Your estate plan can be as simple as a will and possibly a trust. But estate planning can mean more than deciding who will inherit your wealth after you pass away.
One of the most important ways you can use your estate plan is to plan for the possibility, however remote, that an injury or disease will leave you mentally incapacitated. If that ever happens to you, you will need help dealing with doctors, making sure your bills are paid, and more. That is why so many people in the Jacksonville area include a durable power of attorney in their estate plans.

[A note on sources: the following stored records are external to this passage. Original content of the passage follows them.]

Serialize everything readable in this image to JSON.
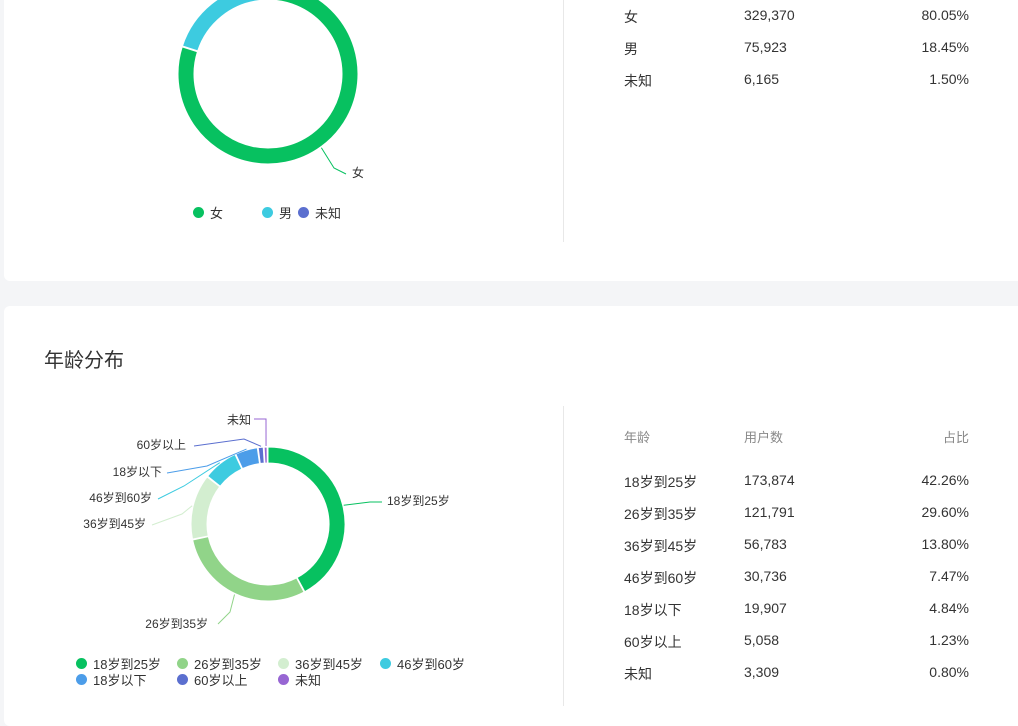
{
  "colors": {
    "card_bg": "#ffffff",
    "page_bg": "#f4f5f7",
    "green": "#07c160",
    "light_green": "#91d489",
    "pale_green": "#d3eed0",
    "cyan": "#3dcbe0",
    "blue": "#4c9de9",
    "indigo": "#5b6fcf",
    "purple": "#9766d3"
  },
  "gender": {
    "rows": [
      {
        "label": "女",
        "users": "329,370",
        "ratio": "80.05%"
      },
      {
        "label": "男",
        "users": "75,923",
        "ratio": "18.45%"
      },
      {
        "label": "未知",
        "users": "6,165",
        "ratio": "1.50%"
      }
    ]
  },
  "age": {
    "title": "年龄分布",
    "table_header": {
      "col1": "年龄",
      "col2": "用户数",
      "col3": "占比"
    },
    "rows": [
      {
        "label": "18岁到25岁",
        "users": "173,874",
        "ratio": "42.26%"
      },
      {
        "label": "26岁到35岁",
        "users": "121,791",
        "ratio": "29.60%"
      },
      {
        "label": "36岁到45岁",
        "users": "56,783",
        "ratio": "13.80%"
      },
      {
        "label": "46岁到60岁",
        "users": "30,736",
        "ratio": "7.47%"
      },
      {
        "label": "18岁以下",
        "users": "19,907",
        "ratio": "4.84%"
      },
      {
        "label": "60岁以上",
        "users": "5,058",
        "ratio": "1.23%"
      },
      {
        "label": "未知",
        "users": "3,309",
        "ratio": "0.80%"
      }
    ]
  },
  "chart_data": [
    {
      "type": "pie",
      "donut": true,
      "categories": [
        "女",
        "男",
        "未知"
      ],
      "values": [
        80.05,
        18.45,
        1.5
      ],
      "colors": [
        "#07c160",
        "#3dcbe0",
        "#5b6fcf"
      ],
      "slice_labels_shown": [
        "女"
      ],
      "legend": [
        "女",
        "男",
        "未知"
      ],
      "legend_position": "bottom"
    },
    {
      "type": "pie",
      "donut": true,
      "categories": [
        "18岁到25岁",
        "26岁到35岁",
        "36岁到45岁",
        "46岁到60岁",
        "18岁以下",
        "60岁以上",
        "未知"
      ],
      "values": [
        42.26,
        29.6,
        13.8,
        7.47,
        4.84,
        1.23,
        0.8
      ],
      "colors": [
        "#07c160",
        "#91d489",
        "#d3eed0",
        "#3dcbe0",
        "#4c9de9",
        "#5b6fcf",
        "#9766d3"
      ],
      "slice_labels_shown": [
        "18岁到25岁",
        "26岁到35岁",
        "36岁到45岁",
        "46岁到60岁",
        "18岁以下",
        "60岁以上",
        "未知"
      ],
      "legend": [
        "18岁到25岁",
        "26岁到35岁",
        "36岁到45岁",
        "46岁到60岁",
        "18岁以下",
        "60岁以上",
        "未知"
      ],
      "legend_position": "bottom"
    }
  ]
}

A power of attorney form empowers you, as the “principal,” to designate someone else to take over authority in certain areas of your life. When it takes effect and exactly what the other party, called the “agent,” has the power to do depends on the document’s terms. It can be open-ended and grant broad powers, or last for a set time period and narrowly grant specific powers only, reserving the rest for the principal.

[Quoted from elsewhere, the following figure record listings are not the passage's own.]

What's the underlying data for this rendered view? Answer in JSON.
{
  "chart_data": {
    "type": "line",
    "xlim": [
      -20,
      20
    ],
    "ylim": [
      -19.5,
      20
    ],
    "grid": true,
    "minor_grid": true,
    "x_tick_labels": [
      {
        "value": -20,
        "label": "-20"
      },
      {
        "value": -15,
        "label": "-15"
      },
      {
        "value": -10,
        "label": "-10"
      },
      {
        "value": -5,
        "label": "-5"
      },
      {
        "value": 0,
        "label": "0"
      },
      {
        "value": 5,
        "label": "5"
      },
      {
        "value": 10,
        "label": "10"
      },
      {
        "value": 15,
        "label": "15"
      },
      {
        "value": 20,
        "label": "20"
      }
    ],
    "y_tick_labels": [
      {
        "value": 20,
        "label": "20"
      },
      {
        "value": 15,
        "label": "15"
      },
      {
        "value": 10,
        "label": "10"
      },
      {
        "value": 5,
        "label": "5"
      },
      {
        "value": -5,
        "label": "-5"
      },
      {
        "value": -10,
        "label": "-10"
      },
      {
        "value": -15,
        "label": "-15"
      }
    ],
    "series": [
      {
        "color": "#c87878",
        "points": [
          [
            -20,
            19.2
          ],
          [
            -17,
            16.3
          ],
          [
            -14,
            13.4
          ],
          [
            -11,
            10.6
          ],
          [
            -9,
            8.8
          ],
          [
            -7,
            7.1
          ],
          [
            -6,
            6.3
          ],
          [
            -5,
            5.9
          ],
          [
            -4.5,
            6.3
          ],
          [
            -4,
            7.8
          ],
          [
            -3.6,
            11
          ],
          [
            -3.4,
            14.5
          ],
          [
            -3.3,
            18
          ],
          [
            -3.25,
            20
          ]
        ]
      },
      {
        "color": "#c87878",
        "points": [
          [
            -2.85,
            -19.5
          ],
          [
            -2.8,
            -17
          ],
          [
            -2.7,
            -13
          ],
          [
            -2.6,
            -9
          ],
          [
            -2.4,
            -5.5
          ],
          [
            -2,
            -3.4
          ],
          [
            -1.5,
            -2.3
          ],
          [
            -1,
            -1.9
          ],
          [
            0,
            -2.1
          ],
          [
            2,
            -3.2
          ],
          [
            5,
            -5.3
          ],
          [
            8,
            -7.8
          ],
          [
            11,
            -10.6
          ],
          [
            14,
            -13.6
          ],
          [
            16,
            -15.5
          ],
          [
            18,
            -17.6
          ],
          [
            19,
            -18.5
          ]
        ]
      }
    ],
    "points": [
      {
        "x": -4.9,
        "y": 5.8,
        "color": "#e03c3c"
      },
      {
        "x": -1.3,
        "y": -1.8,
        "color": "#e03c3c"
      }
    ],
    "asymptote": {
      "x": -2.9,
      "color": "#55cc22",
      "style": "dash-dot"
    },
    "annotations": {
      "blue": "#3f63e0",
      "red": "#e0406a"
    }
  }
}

What sets a durable power of attorney apart
A durable power of attorney is a specific type that does not terminate if the principal becomes incapacitated. It is the most popular type. To be accepted in court as durable, a power of attorney must contain certain language explaining that it is meant to survive the onset of incapacity.
Who can be an agent?
In Florida, anybody 18 or older who is mentally competent can be an agent. Most people choose their spouse, one of their parents or an adult child as their agent, but you can select anyone you trust to be available and able to handle your medical and financial affairs in the way you want.
Having a durable power of attorney in your estate plan is an important piece of protecting your finances and your medical care no matter what happens. But a mistake in drafting the document can have serious consequences. Working with an experienced estate planning lawyer can help prevent this.